A diagram of a Pentagon computer network that includes passwords to defense contractors' systems is one of hundreds of classified documents accidentally available online, a House panel was told Tuesday.
This and other sensitive information, including personal financial data, is mistakenly leaked through popular file-sharing programs such as LimeWire, KaZaA and Morpheus that individual, corporate and government users use to share music, movie and other entertainment files, several experts said at a hearing by the House Oversight and Government Reform Committee.
"The American people would be totally outraged if they were aware of what is inadvertently shared ... by government agencies," said retired Gen. Wesley Clark, who is on the advisory board of Tiversa Inc., a data security company. Clark did not name the defense contractors whose computing passwords were compromised.

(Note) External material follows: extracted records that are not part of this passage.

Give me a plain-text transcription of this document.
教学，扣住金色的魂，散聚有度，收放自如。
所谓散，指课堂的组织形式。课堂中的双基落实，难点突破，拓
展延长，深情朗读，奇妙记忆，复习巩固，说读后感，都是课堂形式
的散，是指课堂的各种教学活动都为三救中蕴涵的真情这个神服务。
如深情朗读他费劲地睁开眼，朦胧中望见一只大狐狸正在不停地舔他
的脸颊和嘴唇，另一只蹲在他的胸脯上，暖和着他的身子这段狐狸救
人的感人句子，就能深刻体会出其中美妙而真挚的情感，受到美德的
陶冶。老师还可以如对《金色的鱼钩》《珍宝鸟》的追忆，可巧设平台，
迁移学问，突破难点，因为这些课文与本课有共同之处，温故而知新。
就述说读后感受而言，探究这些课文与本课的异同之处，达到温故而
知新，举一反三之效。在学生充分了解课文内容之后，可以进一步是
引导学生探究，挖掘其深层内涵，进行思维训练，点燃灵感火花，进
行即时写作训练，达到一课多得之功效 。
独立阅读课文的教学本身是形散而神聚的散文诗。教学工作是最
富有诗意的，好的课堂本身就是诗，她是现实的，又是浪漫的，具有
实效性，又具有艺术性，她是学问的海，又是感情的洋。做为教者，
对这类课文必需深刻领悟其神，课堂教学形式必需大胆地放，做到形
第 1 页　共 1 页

Rep. Henry Waxman, D-Calif., chairman of the committee, said the hearing was intended to scrutinize the threats file-sharing, or peer-to-peer, technology poses to privacy and security, not to ban it.

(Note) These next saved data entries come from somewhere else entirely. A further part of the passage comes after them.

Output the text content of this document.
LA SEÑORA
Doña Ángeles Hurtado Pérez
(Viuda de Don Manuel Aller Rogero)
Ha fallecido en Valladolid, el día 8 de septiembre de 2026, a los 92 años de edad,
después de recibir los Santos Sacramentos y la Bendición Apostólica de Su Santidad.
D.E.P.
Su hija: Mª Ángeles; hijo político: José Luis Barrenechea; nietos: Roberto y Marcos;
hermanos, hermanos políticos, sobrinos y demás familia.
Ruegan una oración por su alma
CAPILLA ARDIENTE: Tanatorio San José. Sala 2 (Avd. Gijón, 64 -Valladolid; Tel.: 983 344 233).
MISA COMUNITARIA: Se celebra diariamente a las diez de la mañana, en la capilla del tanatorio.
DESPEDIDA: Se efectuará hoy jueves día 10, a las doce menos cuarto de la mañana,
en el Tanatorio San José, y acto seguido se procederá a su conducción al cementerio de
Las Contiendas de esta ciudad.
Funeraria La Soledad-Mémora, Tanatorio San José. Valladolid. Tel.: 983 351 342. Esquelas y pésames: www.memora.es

Waxman and Rep. Tom Davis, R-Va., senior Republican on the committee, said they had examined similar concerns four years ago. Both members introduced a bill in 2003 that would have required government agencies to clamp down on file-sharing, but the legislation wasn't approved.
Robert Boback, Tiversa's chief executive, said that over 300 million searches are conducted through peer-to-peer networks daily, compared to 130 million through Google. While most sensitive information is shared accidentally, users in both the United States and abroad are aware of what is available and actively search for data such as credit card numbers, bank statements, and account passwords.
Mark Gorton, chairman of Lime Wire LLC, said his company "takes the problem of inadvertent file-sharing seriously" and seeks to make it easy for users to understand what files they may be sharing.
But he also said he had "no idea" of the amount of classified information available over peer-to-peer networks.
Other experts downplayed the threat posed by peer-to-peer file-sharing.
Mary Engle, associate director of advertising practices at the Federal Trade Commission, said a 2005 FTC report found that peer-to-peer file-sharing "is a 'neutral' technology," meaning that "its risks result largely from how individuals use the technology rather than being inherent in the technology itself."
Meanwhile, Thomas D. Sydnor, an attorney at the U.S. Patent & Trademark Office, said that distributors of the five leading file-sharing programs continue to include features in their software that can trick users into sharing sensitive and copyrighted files.
Kurt Opsahl, a senior staff attorney at the Electronic Frontier Foundation, said on Monday, before the hearing, that users of file-sharing software need to be educated on how to do so safely, as do users of all kinds of software.
"Why is the focus on peer-to-peer?" Opsahl said. "Is that furthering another agenda?," he added, referring to the entertainment industry's criticism of the practice.